Many years later, when he and Sue were regular visitors to our home, we happened to be going away one week when they wanted to visit. Woolly offered to housesit in our absence, and we joked with him that we expected the grass to be cut by the time we got back. On our return we were greeted by a note which read, "Grass is cut. Mower is in the pool. That's rock and roll, man!" In reality, Woolly was the least "rock and roll" of rock stars. He recalled how he used to travel home from early concerts at the Free Trade Hall in Manchester on the bus, along with the fans who had been at the show, and he liked to tell interviewers that they were the kind of band who would stay in hotels after people like Led Zeppelin and The Who - and clean up the rooms which those groups had trashed!

Woolly was a very well-read man, and had many other interests; he was a knowledgeable wine buff with his own cellar, he had a keen eye as a photographer and he loved poetry, but at the centre of everything was music. Whether extolling the virtues of Love, King Crimson and Procol Harum or discussing the finer points of his beloved Mahler or Richard Strauss's "Salome", his whole life revolved around music and was given meaning by it. Fortunately for us, he enjoyed a musical renaissance in recent years, both with John Lees, playing classic Barclay James Harvest material and recording a new album, and his other band, Maestoso, with whom he recorded a stunning trilogy of albums. This was a late vintage of superb quality and epic proportions!

Woolly's own priorities were illustrated by an incident on the 2009 John Lees' Barclay James Harvest tour. At the hotel where the band was staying in Glasgow, the fire alarm went off early in the morning, and everyone dutifully streamed out to stand bleary-eyed and half awake in the car park, having grabbed just whatever warm clothes came to hand. Woolly, on the other hand, was stood there, half dressed and shivering in the late October frost, protectively clutching his precious guitar!

He had always been happy to engage directly with fans, and in spite of his suspicion of computers, he found a whole new outlet in this new-fangled interwebs thingy. For his own amusement, and for the entertainment of his loyal fans, he invented a whole panoply of bizarre and eccentric characters, from the sinister Austrian psychiatrist, Doktor Wolfgang Wotan Schreckmann, into whose Klinik many checked in but few ever checked out, to the under-achieving classical composer Tuborg Falschbier, whose meisterwerk, had he ever got around to it, would have been Symphony No. 1 (popularly known as "The Great Unstarted").

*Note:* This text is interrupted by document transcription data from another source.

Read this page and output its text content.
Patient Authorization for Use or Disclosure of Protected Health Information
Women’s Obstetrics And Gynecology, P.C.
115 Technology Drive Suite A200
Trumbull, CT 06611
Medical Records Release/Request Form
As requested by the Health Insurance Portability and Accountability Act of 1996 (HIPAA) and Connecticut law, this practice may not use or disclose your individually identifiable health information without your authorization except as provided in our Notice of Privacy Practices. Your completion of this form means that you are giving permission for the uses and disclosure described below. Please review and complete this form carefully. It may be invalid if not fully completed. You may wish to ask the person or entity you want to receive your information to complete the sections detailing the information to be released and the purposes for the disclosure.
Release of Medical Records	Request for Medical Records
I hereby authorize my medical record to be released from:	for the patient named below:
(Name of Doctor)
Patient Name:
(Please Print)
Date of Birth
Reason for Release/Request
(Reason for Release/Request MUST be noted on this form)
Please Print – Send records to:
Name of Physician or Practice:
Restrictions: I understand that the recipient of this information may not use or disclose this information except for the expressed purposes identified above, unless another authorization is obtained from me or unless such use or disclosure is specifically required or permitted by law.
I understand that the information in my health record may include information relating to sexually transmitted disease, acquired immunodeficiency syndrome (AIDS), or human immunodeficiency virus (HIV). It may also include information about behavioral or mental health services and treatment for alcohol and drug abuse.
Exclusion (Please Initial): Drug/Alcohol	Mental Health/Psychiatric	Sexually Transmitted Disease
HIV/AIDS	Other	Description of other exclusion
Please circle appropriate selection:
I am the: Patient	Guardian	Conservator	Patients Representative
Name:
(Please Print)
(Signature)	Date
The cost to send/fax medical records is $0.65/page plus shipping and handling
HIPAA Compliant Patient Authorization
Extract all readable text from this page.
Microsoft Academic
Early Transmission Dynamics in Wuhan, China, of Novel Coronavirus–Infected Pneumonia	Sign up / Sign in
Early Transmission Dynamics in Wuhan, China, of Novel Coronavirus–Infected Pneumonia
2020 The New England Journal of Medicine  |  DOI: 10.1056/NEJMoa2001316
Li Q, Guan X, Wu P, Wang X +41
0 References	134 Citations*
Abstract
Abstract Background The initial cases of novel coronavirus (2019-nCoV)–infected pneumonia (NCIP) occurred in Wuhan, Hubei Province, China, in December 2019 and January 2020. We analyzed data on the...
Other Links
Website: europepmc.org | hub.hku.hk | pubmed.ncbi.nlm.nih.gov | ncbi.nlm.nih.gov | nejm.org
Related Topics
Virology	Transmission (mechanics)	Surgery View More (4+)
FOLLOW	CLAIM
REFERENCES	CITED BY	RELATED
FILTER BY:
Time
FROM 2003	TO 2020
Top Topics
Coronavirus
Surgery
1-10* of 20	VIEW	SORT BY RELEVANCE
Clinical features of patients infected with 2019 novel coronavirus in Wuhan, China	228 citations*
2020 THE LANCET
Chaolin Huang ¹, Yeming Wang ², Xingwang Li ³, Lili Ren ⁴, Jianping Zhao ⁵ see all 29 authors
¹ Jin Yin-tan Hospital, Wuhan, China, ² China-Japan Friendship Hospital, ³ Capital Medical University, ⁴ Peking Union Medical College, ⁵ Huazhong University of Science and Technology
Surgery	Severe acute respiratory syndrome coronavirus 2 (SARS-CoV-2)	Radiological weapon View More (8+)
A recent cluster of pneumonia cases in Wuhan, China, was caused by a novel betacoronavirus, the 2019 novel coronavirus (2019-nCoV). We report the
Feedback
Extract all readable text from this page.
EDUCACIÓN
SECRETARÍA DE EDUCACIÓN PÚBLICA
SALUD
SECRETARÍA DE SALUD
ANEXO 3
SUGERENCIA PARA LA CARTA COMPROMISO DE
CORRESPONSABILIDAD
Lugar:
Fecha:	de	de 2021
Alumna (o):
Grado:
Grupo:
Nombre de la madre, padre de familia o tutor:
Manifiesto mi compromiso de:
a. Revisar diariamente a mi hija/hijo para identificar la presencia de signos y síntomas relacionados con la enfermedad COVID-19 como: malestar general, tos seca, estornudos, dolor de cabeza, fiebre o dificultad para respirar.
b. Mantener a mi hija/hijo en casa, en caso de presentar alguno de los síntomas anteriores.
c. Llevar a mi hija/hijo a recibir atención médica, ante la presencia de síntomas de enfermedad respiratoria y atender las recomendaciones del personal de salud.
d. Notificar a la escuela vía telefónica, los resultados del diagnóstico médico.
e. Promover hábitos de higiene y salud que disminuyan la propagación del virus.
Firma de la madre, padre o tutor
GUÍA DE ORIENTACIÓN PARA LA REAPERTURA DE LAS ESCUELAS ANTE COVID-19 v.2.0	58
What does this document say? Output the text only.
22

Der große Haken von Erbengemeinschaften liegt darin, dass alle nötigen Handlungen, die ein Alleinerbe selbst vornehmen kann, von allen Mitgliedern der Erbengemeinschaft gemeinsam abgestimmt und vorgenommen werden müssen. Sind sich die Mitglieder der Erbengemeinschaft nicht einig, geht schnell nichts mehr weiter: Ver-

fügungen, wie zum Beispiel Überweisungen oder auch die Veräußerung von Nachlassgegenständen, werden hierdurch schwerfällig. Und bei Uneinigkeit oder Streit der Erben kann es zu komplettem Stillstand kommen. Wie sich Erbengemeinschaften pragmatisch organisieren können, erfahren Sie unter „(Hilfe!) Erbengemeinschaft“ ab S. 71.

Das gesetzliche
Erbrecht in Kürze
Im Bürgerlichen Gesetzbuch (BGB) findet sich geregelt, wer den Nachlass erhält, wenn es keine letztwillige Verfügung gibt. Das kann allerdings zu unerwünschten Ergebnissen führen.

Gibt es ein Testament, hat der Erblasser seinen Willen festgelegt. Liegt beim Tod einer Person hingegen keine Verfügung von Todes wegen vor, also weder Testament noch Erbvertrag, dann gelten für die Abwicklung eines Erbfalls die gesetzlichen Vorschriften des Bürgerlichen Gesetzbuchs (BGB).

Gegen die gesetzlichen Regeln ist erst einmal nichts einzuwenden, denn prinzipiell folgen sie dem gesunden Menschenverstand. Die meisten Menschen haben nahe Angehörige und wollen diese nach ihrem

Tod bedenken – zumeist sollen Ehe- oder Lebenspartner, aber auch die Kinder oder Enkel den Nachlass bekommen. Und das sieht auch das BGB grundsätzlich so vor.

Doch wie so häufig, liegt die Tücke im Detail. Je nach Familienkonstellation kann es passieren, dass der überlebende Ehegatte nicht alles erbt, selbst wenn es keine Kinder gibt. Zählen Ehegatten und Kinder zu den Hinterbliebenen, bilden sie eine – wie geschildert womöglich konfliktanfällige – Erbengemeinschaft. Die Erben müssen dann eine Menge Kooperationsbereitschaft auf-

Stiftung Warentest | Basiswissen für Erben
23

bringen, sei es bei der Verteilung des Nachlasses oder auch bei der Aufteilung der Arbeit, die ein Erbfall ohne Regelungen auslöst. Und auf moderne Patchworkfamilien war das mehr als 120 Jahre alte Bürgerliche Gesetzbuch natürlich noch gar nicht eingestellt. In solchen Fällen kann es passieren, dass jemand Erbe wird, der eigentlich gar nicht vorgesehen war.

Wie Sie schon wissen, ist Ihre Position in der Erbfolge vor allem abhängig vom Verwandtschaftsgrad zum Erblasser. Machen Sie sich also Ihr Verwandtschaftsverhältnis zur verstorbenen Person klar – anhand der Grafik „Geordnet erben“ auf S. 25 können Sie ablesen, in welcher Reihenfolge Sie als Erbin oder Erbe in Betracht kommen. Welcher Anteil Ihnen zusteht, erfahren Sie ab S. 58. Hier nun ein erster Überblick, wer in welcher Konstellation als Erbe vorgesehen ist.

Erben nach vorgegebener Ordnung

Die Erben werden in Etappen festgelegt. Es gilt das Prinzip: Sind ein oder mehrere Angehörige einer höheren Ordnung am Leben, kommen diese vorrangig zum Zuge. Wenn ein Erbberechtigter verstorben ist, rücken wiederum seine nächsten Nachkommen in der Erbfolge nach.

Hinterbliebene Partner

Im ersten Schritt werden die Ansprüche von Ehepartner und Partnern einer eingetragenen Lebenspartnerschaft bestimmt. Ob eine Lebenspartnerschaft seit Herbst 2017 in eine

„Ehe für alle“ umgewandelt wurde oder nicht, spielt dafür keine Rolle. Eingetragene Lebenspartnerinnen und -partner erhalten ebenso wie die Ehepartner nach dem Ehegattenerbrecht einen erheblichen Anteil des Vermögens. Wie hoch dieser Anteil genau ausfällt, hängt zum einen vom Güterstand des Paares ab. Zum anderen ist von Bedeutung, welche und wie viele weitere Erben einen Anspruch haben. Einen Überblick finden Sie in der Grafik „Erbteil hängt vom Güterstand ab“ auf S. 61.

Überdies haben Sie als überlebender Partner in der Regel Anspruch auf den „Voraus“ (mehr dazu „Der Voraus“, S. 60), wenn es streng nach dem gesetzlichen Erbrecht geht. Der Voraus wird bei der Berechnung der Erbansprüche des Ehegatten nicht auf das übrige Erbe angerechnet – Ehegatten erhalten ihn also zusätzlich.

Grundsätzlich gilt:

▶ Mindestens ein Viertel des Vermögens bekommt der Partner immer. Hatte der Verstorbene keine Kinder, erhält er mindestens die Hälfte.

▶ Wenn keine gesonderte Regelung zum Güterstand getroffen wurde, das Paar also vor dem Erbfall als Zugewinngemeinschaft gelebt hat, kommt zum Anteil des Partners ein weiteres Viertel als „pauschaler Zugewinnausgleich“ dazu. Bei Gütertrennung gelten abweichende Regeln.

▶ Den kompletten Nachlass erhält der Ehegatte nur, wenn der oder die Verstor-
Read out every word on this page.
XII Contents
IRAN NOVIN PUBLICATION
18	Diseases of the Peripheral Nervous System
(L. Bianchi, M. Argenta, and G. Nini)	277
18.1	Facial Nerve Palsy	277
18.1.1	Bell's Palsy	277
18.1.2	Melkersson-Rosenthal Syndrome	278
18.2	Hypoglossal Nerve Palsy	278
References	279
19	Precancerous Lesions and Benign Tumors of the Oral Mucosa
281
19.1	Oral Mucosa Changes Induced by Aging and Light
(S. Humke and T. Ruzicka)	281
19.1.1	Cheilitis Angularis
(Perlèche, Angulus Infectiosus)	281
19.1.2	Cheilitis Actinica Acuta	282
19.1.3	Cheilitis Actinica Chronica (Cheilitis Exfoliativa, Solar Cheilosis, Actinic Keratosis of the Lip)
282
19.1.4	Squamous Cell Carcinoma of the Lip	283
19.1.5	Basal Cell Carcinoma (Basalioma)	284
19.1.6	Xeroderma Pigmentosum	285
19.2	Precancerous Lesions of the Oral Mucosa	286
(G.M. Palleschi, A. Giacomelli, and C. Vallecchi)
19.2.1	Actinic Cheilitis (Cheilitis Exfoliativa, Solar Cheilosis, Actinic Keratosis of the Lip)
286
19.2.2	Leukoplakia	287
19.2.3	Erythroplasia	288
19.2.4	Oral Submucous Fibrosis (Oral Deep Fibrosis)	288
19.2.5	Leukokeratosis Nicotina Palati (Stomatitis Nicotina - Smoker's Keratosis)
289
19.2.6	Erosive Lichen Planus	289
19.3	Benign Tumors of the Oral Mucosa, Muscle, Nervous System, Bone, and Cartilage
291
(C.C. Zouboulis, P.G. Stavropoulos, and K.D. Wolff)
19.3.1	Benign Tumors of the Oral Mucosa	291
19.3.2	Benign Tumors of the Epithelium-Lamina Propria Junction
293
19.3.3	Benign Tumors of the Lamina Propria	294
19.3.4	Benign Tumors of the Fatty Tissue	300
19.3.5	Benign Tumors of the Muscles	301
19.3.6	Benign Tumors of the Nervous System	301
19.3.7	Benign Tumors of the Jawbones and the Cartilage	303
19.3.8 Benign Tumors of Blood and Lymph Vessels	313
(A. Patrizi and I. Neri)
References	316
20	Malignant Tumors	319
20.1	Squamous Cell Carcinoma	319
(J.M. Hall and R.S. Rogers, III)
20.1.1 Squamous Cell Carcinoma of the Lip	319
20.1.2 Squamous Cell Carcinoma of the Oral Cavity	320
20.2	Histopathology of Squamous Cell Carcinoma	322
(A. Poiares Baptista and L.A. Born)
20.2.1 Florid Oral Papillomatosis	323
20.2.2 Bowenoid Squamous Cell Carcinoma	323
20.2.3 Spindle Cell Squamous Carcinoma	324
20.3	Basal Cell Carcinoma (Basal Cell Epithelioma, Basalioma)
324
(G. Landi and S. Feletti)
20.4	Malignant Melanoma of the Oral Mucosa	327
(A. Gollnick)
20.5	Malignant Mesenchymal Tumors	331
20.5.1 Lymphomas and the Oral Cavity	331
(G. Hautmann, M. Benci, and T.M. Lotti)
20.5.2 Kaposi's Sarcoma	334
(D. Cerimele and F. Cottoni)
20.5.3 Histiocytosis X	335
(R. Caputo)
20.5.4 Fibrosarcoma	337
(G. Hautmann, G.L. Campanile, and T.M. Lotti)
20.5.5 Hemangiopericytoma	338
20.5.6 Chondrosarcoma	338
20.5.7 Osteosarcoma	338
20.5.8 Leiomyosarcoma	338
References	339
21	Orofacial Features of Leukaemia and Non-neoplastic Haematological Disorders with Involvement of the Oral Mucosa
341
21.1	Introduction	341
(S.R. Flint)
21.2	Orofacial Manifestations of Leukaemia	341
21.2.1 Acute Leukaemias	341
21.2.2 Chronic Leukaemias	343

Woolly Wolstenholme at Hamble Reach, September 1998

Behind the humour, though, there was a deeply serious man, and if he wasn't always comfortable in speaking openly about the issues which were important to him, it all came through in his music, expressing every raw emotion. Environmental issues, bitter-sweet love songs, intensely personal affairs, man's inhumanity to man, depression and comedy, it's all there. Fortunately, even though it may be hard to listen to it right now, his music is the gift which he leaves to us and to posterity and which will survive beyond the grave.

Ultimately, Woolly was a man who felt too much, but whose highs and lows drove an astonishing creativity and talent. A man of contradictions, he was gentle and yet passionate, a man who never wanted children but was brilliant with other people's, and a humanist who wrote profoundly spiritual music. Most of all, we should remember that music, the joy and the laughter which he gave us, and we should celebrate that. He touched all of our lives in many different ways, and leaves us all much richer for it.